China locks up family of Mongolian activist: rights groups

hinese authorities have threatened to jail the wife and son of a Mongolian activist, according to human rights groups, in a sign that the net around dissenters is widening.

Over the past few months scores of activists, Christians and human rights lawyers have been detained or threatened in an ugly spate of hardline repression by the Chinese authorities.

In the most notable case of the current campaign, the internationally-famous artist Ai Weiwei went missing on April 3 and has not been heard from since.

Hada, who like many Mongolians goes by one name, should have completed his sentence last December but has still not been released.
Meanwhile, the Southern Mongolian Human Rights Information Centre said wife Xinna and son Uiles, who have protested his continued detention, were arrested in December in Hohhot city in Inner Mongolia and later charged respectively with "illegal business practices" and "drug possession".

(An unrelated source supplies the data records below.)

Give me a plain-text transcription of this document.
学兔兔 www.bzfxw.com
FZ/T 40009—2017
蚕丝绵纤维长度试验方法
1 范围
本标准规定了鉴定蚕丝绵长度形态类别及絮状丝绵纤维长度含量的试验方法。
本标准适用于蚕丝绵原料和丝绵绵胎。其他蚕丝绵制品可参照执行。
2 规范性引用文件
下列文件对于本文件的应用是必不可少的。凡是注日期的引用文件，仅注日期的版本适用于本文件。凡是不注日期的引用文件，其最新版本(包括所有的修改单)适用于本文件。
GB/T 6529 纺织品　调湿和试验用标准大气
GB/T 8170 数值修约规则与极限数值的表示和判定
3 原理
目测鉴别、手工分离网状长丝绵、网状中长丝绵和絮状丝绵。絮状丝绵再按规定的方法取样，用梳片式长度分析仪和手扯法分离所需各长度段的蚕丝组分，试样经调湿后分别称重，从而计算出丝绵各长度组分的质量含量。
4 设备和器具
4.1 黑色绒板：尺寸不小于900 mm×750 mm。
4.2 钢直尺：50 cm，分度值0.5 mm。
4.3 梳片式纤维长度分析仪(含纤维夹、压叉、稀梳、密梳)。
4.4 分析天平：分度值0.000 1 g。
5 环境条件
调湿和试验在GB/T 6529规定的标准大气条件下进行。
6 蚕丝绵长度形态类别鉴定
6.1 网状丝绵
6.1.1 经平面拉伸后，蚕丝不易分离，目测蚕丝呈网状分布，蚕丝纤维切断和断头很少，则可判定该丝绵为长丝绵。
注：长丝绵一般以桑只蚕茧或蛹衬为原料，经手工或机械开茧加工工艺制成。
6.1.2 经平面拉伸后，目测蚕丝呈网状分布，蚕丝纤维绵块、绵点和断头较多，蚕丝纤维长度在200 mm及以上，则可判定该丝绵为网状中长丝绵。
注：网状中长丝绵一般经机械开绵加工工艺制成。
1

Both have denied the charges and maintained their innocence. They have also refused to sign documents admitting to the allegations and to drop their protests in exchange for their freedom, the group said.

One of China's longest-jailed prisoners of conscience, Hada fell foul of authorities through writings in which he called for Mongol autonomy, and after organising peaceful demonstrations as head of the underground Southern Mongolian Democracy Alliance.

According to transcripts of a May 4 phone conversation with Xinna's sister Naraa posted on the group's website, police have also placed Hada's other relatives under strict surveillance, confiscating their phones and computers and warning them against talking about the case.

Police have brought relatives to visit Hada - being held separately from his family - to try to convince him to end repeated hunger strikes carried out in protest at his continued imprisonment, Naraa said.

Hada, who is in his mid-50s, is in poor health due to the hunger strikes, she added. He has also adamantly refused to acknowledge any guilt stemming from his conviction in the 1990s.

Telephone calls to Hohhot police departments went unanswered Tuesday.

"Chinese authorities have made it clear to Hada and his relatives that they will not be freed until they sign an undertaking to abandon their human rights activities," the Paris-based Reporters Without Borders (RSF) said in a statement. "Until now, they have refused to do this."

RSF strongly condemned what it called "trumped-up charges" brought against Hada's wife and son and called for the trio's "immediate and unconditional release".

Many of China's six million ethnic Mongols, who have cultural and ethnic ties with Mongolia, complain of political and cultural repression by China. Some refer to Inner Mongolia as "Southern Mongolia”.